Why so high? “Prasad says. “We don’t know what displays will look like 20 years from now, so we have a copy of the highest-resolution available.” From there, the real labour begins. Removing the first layer of dust, scratches and flicker, a process now increasingly done by AI, but human intervention remains crucial. AI, Prasad notes, can’t always tell the difference between dust and rain, or damage and deliberate grain. The average ballpark to restore an entire film takes up to 5,000 man-hours, with teams working frame by frame.

Restoring, an emotion

What has made restoration commercially viable in India is not just technology, but emotion. Re-releases—especially in the south—have become events. Fan clubs organise screenings around star birthdays and anniversaries, filling theatres for films that once ran for a week or less.

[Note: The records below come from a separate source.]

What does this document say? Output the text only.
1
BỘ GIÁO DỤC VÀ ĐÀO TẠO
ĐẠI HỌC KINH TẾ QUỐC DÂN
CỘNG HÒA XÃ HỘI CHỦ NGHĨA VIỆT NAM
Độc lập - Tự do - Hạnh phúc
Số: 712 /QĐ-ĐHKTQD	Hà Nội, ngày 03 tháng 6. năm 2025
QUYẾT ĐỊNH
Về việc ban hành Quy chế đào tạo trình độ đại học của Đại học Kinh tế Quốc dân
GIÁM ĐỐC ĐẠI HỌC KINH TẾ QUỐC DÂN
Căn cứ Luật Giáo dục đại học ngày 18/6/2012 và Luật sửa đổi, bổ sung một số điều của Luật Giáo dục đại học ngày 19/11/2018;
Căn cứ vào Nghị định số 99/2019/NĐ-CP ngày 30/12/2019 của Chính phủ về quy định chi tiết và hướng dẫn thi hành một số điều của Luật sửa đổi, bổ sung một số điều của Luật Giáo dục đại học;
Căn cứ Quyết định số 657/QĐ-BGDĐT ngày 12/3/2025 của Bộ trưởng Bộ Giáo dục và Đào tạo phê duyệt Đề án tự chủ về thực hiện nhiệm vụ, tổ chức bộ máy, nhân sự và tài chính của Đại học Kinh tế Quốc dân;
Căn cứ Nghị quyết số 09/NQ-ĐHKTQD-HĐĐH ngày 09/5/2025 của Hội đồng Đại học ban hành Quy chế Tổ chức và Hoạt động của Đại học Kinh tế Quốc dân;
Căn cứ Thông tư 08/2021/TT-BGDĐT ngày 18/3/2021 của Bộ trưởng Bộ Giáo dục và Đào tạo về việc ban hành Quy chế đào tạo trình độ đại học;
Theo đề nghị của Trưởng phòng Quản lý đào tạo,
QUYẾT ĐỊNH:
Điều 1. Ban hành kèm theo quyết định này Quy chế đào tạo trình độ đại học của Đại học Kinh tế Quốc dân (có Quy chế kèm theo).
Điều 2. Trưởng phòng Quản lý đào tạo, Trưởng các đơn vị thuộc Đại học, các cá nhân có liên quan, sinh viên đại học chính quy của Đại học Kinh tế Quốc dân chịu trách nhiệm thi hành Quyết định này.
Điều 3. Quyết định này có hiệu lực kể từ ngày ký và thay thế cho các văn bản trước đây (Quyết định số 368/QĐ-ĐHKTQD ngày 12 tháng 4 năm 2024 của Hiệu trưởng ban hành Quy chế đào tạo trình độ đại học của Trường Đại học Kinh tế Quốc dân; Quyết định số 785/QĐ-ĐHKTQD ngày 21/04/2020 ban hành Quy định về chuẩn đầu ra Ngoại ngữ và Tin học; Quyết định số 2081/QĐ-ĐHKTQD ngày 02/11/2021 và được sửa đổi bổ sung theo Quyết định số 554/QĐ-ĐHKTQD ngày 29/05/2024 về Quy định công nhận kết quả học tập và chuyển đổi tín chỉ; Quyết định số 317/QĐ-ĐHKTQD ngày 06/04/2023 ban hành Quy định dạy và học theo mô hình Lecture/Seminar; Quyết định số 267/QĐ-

Producers, too, are seeing value in what once sat forgotten in vaults. A restored film can be licensed to streaming platforms, re-released theatrically, or mined for individual songs and scenes that attract millions of views online. Even films that failed on first release sometimes find cult status years later. Recent projects underline this shift. Prasad Labs has restored international classics like Lawrence of Arabia and The Red Shoes, along with numerous Indian titles, including films by Shyam Benegal's Manthan and Satyajit Ray's Aparajito, Jana-Aranya and several other films. Their work has screened at global festivals, including Cannes Film Festival, placing Indian restoration practices on the world stage.


30 movies in the pipeline

Prasad is realistic about the future. Restoration, he says, is ultimately finite. Once films are properly digitised and archived, demand will stabilise. But for now, the momentum is strong, with 30 movies in the pipeline each month driven by monetisation, nostalgia and a growing awareness of cinema, not just as entertainment but as cultural memory.

Back in the theatre, the end credits roll. People don’t rush out, staying seated they absorb the experience. The film may be decades old, but tonight it felt alive again, rescued from decay, returned to the present. And in that quiet act of preservation, India’s cinematic past is finding its way into the future.